Molecular dynamics insights into the healing mechanism and mechanical recovery of fractured nanoporous gold via cold welding

Abstract

Cold welding is a solid-state joining process that achieves atomic bonding without external heat input. It emerges as a critical technology for nanoscale systems, offering unique advantages in connecting, repairing, and regenerating functional nanodevices. Nanoporous metals (NPMs) hold exceptional promise for advanced applications, yet their intrinsic crack-induced mechanical vulnerabilities limit practical deployment. This study pioneers a room-temperature healing strategy for fractured nanoporous gold (NPG) through mechanically-assisted cold welding. By leveraging compressive contact to activate surface diffusion-mediated atomic bonding at nanoscale ligament junctions, we achieve structural restoration with mechanical recovery efficacy dependent on processing parameters (holding time, temperature, and compressive strain) and architectural features (ligament size and relative density). Four distinct ligament healing modes, head-to-head, side-to-side, side-to-head, and unsuccessful connections, are observed. During the tension test of the healed material, it is found that substantial dislocation source depletion from prior deformation suppresses dislocation activity.

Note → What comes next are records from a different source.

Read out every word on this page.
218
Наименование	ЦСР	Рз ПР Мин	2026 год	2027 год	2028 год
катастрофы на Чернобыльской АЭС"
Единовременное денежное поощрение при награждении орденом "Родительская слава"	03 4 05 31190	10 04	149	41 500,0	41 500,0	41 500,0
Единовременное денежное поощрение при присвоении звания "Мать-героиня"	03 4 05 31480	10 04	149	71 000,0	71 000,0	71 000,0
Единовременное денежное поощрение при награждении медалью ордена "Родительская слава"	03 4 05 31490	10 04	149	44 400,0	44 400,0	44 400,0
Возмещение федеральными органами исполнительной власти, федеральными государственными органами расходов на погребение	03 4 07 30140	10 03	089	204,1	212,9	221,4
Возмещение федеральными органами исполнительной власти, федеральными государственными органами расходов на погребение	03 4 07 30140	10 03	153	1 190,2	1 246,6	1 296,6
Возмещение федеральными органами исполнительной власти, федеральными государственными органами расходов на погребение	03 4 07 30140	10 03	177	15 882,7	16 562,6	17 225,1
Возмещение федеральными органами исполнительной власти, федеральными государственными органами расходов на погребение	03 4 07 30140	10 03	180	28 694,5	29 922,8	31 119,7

Crucially, the healed architecture undergoes a paradigm shift in deformation mechanics: dominant ligament axial elongation replaces the characteristic bending mode of original structures, accompanied by altered mechanical scaling laws. The methodology demonstrates exceptional repeatability, with multi-cycle fracture-healing tests showing <8% variation in ultimate strength after five cycles. This study provides a viable pathway for repairing nanoscale metallic architectures, offering transformative implications for durable NPM-based device engineering.